Each month, renowned astronomers share their latest research at Morrison Planetarium.
Universe Update
Wow! Or Oops?
Was the Wow! Signal aliens? Maybe. Was it comets? Probably not. Was it comets 266P/Christensen and 335/Gibbs? Almost certainly not.
As we posted here recently, one of the most compelling stories in the search for extraterrestrial intelligence is the Wow! Signal, so named because its discoverer, Jerry R. Ehman, circled this anomalous narrowband radio burst with an exclaimed “Wow!” next to it. Detected in 1977 by the Big Ear Telescope in Ohio, no attempt to follow up on the mysterious signal that appeared to originate near the constellation of Sagittarius turned up any conclusive result.
Recently, St. Petersburg College adjunct professor Antonio Paris published a paper suggesting that clouds of hydrogen gas gravitationally dragged along with their parent comets could explain the signal. In his paper he points to the specific comets 266P/Christensen and 335P/Gibbs, then undiscovered, as being right at the location of the Wow! Signal on the day of its detection on August 15, 1977.
Although Paris’s paper passed peer review for the Journal of the Washington Academy of Sciences, it drew critical attention from astronomers, including Oxford University astronomer and Zooniverse founder Chris Lintott. He and others began to express concerns about the finding, summarizing their questions in a document Lintott tweeted earlier this week.

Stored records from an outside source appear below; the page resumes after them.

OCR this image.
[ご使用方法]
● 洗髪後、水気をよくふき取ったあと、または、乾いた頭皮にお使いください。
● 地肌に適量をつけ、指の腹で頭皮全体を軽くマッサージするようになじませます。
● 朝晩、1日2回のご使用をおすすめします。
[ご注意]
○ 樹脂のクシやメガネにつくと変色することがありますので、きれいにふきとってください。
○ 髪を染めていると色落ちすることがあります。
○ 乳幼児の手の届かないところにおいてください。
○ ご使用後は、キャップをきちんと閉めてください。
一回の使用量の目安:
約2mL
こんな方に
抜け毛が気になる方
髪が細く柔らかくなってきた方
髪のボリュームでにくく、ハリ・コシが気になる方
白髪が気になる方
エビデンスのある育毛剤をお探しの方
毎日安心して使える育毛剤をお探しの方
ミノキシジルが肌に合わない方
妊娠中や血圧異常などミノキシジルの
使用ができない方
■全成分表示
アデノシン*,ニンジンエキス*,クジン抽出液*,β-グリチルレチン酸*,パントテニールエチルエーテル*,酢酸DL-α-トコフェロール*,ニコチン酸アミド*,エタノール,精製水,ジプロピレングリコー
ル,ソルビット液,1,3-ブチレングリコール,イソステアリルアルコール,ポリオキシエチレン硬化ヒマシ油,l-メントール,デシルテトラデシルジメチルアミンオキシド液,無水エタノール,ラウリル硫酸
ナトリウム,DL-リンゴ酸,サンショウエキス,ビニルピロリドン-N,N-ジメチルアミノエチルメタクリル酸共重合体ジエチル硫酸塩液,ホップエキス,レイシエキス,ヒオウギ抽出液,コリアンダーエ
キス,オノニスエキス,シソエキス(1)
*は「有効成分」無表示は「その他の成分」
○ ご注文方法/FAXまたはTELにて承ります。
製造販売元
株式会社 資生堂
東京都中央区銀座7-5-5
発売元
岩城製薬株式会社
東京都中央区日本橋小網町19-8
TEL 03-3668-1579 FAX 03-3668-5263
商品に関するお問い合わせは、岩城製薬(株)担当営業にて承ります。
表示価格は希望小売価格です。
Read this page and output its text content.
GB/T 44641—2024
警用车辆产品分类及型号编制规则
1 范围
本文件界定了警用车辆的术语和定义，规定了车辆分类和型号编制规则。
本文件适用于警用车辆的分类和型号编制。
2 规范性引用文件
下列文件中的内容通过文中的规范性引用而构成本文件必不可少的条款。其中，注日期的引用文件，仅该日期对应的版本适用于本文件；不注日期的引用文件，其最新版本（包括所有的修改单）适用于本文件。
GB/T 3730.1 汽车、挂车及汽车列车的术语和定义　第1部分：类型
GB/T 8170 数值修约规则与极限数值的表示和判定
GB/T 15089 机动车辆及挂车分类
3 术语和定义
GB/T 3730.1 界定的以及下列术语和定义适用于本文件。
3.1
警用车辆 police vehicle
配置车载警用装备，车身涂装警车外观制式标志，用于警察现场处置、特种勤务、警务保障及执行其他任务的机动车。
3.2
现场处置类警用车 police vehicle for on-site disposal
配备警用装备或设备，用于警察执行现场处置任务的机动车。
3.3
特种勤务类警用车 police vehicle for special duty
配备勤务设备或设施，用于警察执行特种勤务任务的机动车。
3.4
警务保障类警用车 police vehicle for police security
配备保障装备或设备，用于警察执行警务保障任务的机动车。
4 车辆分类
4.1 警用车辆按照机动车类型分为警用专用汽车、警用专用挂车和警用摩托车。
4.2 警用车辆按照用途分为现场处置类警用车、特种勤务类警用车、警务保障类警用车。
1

Not least of all: the numbers given in the paper for the position of the comets don’t add up! Although Paris cites the International Astronomical Union’s Minor Planet Center as the source for his position of the comets, and the comets do indeed pass quite close to the celestial location of the Wow! Signal in the sky, on the day of the signal according all data from NASA and the Minor Planet Center show the comets some 15 degrees away from the source of the signal. That’s too far away, even by Paris’s own estimates, to explain the signal.
Even if comets can be the source of such signals, “Wow!” was certainly not 266P/Christensen, nor 335P/Gibbs, and the mystery of the signal lives on.